Mas tem noção deste valor mesmo com a redução?
Vimos que houve um erro muito exorbitante e ficámos satisfeitos com o que nos deixaram. Diz-se que "aquilo que cortaste na cobra é que é teu". Não espero outra coisa.
Está satisfeito com a redução?
Muito agradecido. Durante 29 anos à espera deste valor, se sai agora, com a idade que tenho, é de agradecer. O tempo que resta é pouco. Pelo menos, como lá um pouco e bebo lá um litro de vinho especial e fico satisfeito.
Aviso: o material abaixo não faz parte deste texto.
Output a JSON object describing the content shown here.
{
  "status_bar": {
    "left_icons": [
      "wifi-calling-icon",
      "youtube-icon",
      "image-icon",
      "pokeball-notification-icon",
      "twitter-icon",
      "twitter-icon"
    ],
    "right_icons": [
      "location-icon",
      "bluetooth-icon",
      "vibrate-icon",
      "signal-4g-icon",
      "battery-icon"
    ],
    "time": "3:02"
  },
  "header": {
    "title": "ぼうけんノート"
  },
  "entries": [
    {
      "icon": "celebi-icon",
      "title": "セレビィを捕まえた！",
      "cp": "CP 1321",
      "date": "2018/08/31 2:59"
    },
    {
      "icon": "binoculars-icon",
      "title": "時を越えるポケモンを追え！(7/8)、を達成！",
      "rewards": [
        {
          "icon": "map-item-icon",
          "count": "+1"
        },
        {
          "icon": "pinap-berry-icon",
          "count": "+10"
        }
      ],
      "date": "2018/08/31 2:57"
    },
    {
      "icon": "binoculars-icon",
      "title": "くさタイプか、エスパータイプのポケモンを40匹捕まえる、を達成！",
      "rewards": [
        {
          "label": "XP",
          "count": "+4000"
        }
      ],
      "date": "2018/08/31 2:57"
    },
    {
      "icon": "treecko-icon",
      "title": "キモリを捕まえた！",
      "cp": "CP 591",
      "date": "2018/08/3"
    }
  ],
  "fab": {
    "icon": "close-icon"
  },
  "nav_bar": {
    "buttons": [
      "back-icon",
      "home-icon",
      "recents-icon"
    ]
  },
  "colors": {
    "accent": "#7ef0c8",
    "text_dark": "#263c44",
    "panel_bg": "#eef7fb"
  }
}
Mas este valor, mesmo com a redução, dá para comprar muitos litros...
Para o bem dos jovens que estão a atrapalhar a movimentação das viaturas nas ruas da capital, posso empregar estes jovens na fazenda e ganham lá qualquer coisa até quando eu morrer.
Que tipo de produtos fornecia ao Governo?
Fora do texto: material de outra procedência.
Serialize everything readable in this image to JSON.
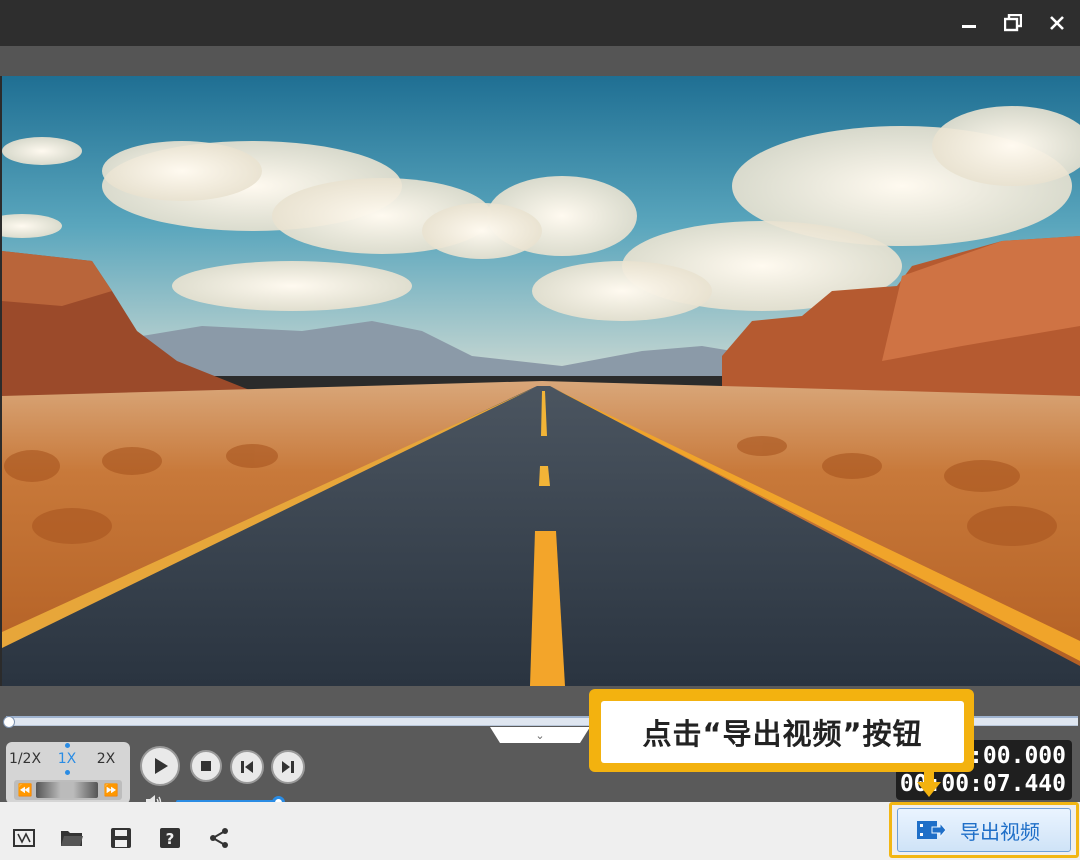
{
  "window": {
    "controls": {
      "minimize": "minimize-icon",
      "restore": "restore-icon",
      "close": "close-icon"
    }
  },
  "playback": {
    "speeds": [
      "1/2X",
      "1X",
      "2X"
    ],
    "selected_speed": "1X",
    "buttons": [
      "play-icon",
      "stop-icon",
      "prev-frame-icon",
      "next-frame-icon"
    ],
    "volume": 1.0,
    "seek_position": 0.0
  },
  "timecode": {
    "current": "00:00:00.000",
    "total": "00:00:07.440"
  },
  "toolbar": {
    "icons": [
      "subtitle-icon",
      "folder-icon",
      "save-icon",
      "help-icon",
      "share-icon"
    ],
    "export_label": "导出视频"
  },
  "callout": {
    "text": "点击“导出视频”按钮"
  },
  "colors": {
    "accent": "#2a8ce4",
    "highlight": "#f2b613"
  }
}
Caixões, bens alimentares, mobília. Forneci muita coisa no Cuando-Cubango.
E só prestou serviços no Cuando-Cubango?
Quando saí, em 1997, do Cuando Cubango, mudei-me para Luanda de 1998 até 2000. E tive intenções de me instalar no Kwanza-Norte e tirava madeira no Bengo.
Depois de 2000 o que fez?
A empresa sempre trabalhou no comércio. Apesar de não ser a 100% por causa da mudança de capitais. Estamos a trabalhar, à espera do nosso governo para nos alavancar. O capital foi abaixo, mas continuo a pagar impostos. Neste momento, o nosso escritório está no Huambo. Estamos a trabalhar com uma padaria que também não dá lucros.
Sabe que a PGR abriu um inquérito depois das notícias sobre a empresa e a validação da dívida?
Sim. Mas ainda não tenho nenhuma notificação. Fez bem. Estamos a redigir um documento para a PGR.
Não teme nada?
Nada. Quem não deve não teme. Temos testemunhas e estão em vida. Não morreram.